米国最大級の貨物鉄道企業の「ユニオン・パシフィック」は最近、1億ドル以上を投じて「ワブテック」社とキャタピラー社傘下の「プログレス・レール」からバッテリー駆動の機関車20台と充電システムを購入すると発表した。
オマハを拠点とする同社は、2023年以降にカリフォルニア州とネブラスカ州の貨物ヤードにこれらの列車を導入することで、年間8000トンの炭素排出を削減できると試算している。米国鉄道協会によると、列車でのコンテナ輸送のエネルギー効率は、貨物トラックの4倍も優れているという。
売上高で米国第2位の鉄道会社であるユニオン・パシフィックは、2030年までに温室効果ガスの排出を26%削減する方針で、電動化がその助けになると考えている。同社のサステナビリティ担当バイスプレジデントのベス・ホワイテッドは、「貨物トラック業界が電動化に進む中、私たちにとって重要なのは、できるだけ早く排出量を削減することだ」と述べている。
バッテリー駆動の自動車や商用車の生産を拡大するために、大手自動車メーカー各社は、数十億ドルを投じているが、貨物鉄道の電動化にはさまざまな難題が待ち構えている。彼らは、鉄道特有の要件に合わせたバッテリーシステムの構築を行う必要がある。

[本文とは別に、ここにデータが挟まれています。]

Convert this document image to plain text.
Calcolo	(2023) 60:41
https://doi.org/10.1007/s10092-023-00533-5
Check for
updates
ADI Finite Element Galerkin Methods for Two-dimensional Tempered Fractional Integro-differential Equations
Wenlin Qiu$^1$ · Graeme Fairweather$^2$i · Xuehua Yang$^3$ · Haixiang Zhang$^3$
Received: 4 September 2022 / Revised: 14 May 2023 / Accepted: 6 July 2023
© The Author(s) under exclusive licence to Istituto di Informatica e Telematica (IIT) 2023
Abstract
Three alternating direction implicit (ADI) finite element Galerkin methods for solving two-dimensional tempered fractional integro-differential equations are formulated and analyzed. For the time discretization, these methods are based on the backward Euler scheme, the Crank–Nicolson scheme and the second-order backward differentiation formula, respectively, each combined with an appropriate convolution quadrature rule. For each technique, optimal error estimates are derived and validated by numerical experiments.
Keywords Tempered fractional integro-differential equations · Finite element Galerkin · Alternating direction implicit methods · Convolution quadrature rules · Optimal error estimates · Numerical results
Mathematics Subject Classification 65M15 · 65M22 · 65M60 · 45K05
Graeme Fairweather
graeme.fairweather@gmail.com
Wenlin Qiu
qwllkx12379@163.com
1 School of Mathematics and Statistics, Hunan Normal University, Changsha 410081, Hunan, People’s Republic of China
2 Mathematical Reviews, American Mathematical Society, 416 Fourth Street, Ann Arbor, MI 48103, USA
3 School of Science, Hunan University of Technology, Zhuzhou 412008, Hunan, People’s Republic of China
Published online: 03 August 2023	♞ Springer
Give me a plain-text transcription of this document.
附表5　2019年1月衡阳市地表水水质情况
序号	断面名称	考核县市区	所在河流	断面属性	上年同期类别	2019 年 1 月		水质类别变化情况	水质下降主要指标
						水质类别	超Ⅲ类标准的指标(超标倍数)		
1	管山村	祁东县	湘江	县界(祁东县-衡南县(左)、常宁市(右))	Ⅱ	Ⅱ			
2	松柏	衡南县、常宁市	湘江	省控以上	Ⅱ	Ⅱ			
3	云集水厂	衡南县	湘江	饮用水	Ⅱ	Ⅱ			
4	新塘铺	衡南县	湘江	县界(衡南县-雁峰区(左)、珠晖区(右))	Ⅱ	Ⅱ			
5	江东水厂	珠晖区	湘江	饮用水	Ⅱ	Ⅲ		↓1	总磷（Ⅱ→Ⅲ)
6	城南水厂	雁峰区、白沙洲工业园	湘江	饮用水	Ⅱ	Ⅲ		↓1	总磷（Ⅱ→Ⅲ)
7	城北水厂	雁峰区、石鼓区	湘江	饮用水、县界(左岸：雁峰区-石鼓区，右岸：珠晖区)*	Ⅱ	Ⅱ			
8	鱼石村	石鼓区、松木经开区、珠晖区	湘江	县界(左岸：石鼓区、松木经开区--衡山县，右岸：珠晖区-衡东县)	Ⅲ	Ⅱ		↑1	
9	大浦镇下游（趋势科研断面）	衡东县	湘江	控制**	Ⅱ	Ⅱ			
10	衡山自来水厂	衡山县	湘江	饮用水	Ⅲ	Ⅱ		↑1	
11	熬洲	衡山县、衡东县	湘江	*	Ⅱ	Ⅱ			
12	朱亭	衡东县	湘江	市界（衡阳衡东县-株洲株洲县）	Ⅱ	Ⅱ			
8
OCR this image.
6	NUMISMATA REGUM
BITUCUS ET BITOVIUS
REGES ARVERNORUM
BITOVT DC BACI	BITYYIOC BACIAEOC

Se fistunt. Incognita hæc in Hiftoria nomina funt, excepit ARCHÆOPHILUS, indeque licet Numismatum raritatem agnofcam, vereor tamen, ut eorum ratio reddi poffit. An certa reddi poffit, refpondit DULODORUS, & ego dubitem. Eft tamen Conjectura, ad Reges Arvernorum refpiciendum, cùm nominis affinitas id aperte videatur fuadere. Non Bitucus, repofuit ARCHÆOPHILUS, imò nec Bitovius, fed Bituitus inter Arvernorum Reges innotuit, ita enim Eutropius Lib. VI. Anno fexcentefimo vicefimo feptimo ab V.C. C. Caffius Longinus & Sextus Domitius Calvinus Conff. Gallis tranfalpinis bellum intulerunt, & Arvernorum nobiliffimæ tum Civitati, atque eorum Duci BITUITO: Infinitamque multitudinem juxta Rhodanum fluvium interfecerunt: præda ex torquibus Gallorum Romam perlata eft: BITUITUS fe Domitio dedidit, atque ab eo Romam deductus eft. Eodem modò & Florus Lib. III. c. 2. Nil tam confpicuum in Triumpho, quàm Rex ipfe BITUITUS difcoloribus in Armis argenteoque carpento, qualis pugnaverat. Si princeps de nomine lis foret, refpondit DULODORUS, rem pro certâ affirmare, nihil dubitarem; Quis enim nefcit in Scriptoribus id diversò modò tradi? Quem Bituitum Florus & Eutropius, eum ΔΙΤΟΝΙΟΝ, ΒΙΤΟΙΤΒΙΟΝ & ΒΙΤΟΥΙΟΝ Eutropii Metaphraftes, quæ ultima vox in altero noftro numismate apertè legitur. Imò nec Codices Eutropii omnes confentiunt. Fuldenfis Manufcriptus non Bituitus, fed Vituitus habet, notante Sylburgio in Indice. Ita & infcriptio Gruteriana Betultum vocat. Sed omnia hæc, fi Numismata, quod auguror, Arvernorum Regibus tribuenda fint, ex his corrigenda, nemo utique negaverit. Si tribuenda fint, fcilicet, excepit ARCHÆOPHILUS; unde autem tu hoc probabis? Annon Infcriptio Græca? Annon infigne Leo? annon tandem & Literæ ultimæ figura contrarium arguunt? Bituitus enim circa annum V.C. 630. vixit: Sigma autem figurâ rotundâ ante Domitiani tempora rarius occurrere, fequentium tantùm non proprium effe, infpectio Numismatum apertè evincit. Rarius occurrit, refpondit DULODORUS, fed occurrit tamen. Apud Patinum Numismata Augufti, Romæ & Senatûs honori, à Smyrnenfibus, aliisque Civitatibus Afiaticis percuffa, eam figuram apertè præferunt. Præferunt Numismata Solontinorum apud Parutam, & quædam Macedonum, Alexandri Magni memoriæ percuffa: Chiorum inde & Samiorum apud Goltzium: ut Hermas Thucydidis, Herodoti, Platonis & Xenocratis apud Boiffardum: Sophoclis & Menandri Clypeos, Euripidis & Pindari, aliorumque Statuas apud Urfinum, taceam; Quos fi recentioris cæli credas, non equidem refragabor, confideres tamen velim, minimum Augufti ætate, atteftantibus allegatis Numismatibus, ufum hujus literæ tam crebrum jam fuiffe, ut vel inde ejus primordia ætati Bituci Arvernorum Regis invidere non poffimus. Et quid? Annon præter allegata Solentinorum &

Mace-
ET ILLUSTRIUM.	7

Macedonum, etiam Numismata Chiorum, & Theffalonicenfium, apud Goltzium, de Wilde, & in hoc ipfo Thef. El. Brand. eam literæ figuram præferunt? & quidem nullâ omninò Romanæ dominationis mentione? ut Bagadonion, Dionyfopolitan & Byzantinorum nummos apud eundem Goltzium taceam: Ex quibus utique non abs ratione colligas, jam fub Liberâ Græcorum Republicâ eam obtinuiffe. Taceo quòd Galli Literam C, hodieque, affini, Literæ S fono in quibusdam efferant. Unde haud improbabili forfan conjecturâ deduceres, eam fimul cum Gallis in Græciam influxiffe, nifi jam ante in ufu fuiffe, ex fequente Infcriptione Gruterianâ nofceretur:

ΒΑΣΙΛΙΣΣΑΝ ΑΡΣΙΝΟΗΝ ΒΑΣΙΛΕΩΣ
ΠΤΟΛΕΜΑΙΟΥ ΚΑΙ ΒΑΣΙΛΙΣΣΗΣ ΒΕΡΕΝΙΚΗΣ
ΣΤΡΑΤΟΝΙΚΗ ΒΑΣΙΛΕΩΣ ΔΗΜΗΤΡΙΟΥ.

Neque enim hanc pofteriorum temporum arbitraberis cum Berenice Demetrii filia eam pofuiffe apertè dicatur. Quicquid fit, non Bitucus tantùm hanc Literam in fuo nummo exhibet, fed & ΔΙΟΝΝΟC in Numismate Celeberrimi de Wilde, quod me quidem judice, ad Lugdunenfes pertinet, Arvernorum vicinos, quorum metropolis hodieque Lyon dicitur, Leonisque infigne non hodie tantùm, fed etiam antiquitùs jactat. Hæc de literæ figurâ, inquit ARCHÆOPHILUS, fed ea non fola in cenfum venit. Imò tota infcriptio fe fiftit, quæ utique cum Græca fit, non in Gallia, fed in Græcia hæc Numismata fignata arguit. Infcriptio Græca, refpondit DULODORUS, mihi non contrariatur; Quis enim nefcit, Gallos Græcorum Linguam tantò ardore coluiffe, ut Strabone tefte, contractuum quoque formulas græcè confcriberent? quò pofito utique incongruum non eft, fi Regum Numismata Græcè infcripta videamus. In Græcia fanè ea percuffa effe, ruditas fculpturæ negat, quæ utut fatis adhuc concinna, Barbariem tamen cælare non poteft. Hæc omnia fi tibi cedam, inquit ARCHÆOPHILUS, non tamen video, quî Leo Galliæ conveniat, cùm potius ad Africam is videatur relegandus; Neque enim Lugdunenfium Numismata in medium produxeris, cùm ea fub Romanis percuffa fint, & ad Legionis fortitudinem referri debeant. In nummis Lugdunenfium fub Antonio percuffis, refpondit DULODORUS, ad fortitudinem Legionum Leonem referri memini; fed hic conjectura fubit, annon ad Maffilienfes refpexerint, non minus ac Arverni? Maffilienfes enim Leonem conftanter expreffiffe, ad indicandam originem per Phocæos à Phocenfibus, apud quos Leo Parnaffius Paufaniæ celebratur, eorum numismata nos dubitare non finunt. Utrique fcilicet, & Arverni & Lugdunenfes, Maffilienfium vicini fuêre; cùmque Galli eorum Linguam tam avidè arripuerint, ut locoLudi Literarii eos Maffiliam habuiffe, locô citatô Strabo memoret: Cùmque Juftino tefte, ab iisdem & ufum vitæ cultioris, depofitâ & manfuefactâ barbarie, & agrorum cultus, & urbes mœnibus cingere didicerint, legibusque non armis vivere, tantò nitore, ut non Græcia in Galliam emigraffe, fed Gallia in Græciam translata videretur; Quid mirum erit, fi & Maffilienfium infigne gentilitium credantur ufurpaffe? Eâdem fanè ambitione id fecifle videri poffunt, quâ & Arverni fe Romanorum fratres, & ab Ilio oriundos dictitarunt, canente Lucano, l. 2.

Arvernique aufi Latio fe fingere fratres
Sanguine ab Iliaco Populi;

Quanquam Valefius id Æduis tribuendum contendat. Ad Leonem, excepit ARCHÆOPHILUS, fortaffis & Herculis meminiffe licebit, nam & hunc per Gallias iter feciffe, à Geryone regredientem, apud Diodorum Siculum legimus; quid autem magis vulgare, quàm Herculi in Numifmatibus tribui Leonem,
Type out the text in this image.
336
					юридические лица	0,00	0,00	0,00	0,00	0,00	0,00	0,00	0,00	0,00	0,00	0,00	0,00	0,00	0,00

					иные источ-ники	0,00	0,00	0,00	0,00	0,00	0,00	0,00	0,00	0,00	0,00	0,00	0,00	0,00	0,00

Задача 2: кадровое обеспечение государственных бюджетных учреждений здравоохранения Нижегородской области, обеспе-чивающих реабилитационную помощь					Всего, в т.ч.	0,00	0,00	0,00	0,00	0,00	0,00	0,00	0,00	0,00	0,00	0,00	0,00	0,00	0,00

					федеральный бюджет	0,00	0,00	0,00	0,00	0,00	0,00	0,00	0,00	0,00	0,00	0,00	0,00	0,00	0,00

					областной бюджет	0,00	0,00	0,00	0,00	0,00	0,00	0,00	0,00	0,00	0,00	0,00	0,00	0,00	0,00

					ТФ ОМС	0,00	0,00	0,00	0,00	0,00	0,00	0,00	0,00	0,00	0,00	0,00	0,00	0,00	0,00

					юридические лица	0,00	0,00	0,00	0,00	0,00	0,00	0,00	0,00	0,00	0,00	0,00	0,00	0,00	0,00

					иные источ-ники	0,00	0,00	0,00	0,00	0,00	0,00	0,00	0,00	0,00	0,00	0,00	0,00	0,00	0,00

それでも、炭素ガスの削減に関して、鉄道業界は驚くほど効率的な位置から出発している。米環境保護庁(EPA)によると、2019年には米国内の貨物の約40%が鉄道によって運ばれていたが、鉄道輸送が輸送関連の温室効果ガス排出量に占める割合は2%未満だった。それに対し、トラックによる輸送は24%を占めていた。
ユニオンパシフィックは、ワブテックに2.5メガワット時のバッテリーを搭載した電動機関車を発注したが、そこで使用されるリチウムイオン電池が、150両以上もの車両をディーゼル機関車が引っ張っている路線に配備できるほどの耐久性があるかどうかはまだ分からないという。
そのため、当面の間、同社はバイオディーゼルや再生可能な資源から作られた燃料の使用量を増やそうとしている。また、カミンズ社などは旅客列車用に水素駆動システムを開発中だが、水素の貯蔵施設の準備などが課題となり、当面は選択肢から外れることになるという。